Saturday, 16 September 2017

Last week we talked about productivity levels - and the conundrum about unemployment and wage levels.

I suggested, as I have done several times lately, that we might need to reconsider how we measure productivity - since the measure used to compare nations uses labour productivity.

But the growth of robots and other automation devices has distorted this figure.  The cost of the robots is not part of labour cost - and their g=hours are not part of labour hours.

So, nations that have automated the most lose in the productivity figures.  This does not seem right.
This investment goes unrewarded and we are no longer comparing like with like.

But remember - these figures are bot 'real' - so invest away, regardless of whether you distort the national productivity figures and the national standing in international tables.  Your job is to boost real productivity - and if automation does that, good luck to you.

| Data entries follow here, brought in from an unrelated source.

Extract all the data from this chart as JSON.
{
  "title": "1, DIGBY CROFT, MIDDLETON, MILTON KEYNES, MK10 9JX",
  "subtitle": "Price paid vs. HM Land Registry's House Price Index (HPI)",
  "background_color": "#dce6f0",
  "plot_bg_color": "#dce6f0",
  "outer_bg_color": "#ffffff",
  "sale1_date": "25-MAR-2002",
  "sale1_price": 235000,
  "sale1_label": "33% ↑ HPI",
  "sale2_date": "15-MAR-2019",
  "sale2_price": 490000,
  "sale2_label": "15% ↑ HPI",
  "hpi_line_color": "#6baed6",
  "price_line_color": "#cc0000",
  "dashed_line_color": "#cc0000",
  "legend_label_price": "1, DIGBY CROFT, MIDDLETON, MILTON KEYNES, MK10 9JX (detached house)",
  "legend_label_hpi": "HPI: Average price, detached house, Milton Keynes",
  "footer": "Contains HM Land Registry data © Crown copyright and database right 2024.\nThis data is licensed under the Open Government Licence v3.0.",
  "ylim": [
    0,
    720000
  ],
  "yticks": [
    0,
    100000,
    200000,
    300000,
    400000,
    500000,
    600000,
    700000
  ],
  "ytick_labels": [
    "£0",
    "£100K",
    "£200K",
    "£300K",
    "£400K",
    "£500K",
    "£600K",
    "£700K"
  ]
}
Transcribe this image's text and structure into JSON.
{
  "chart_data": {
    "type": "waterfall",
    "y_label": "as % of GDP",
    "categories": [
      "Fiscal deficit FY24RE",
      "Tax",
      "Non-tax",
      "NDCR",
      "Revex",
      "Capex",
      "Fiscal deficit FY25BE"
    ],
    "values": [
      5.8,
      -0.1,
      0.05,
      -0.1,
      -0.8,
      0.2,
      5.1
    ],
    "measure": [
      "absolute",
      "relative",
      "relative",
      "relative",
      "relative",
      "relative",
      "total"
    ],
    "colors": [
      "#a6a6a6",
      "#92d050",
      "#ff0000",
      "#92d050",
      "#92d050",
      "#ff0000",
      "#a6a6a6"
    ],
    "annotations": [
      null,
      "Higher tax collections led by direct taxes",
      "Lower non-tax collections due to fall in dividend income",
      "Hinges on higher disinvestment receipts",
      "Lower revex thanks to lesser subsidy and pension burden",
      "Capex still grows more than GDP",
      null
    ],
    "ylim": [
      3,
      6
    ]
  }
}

Saturday, 9 September 2017

Most of the old economic certainties have gone.

For many years, the 'rule' was the as unemployment levels dropped, wages would rise (to entice workers away from others to your organisation).  Since the great 2008 financial crisis, this has not proved true.  Unemployment has dropped to the point where the UK is close to full employment - but wages have not risen correspondingly (though they have risen).

This position is mirrored throughout the developed world.

The experts don't seem to know why this is so or whether this is a temporary phenomenon.

We seem to be in a position where all we can do is 'watch this space', 'wait and see'.

Of course, you might not be bothered about this - feeling low wages simply helps your business

But national wage levels are important - wages create money that circulares in the economy - and may buy your goods or services.

Saturday, 2 September 2017

The Power of Benchmarking

The UK government recently established the Productivity Leadership Group (PLG)  to try and boost the nation's productivity.

The PLG says that if all except our most competitive businesses were able to improve their productivity to match the companies ranked 10 per cent above them, an additional £130bn Gross Value Added (GVA) would be unlocked every year – certainly a boost to business confidence and national productivity.

The power of benchmarking of this kind is that when organisations see that others (and especially others in the same sector) are already achieving such results, it shows the 'art of the possible'. "If they can do it, we can too."

This is why we always suggest that governments should carry out sector benchmarking - and show organisations what is achievable - preferably against a number of productivity variables.... so that any one organisation might find its performs well against some of these variables but poorly against others.  If it could raise performance to be among the top performers against all variables, it gains a significant productivity increase.

If the government is not doing it, you have to find ways of doing it for yourself.  There are a number of employer organisations and benchmarking 'clubs' that will help you share data with your peers to create sector benchmarks.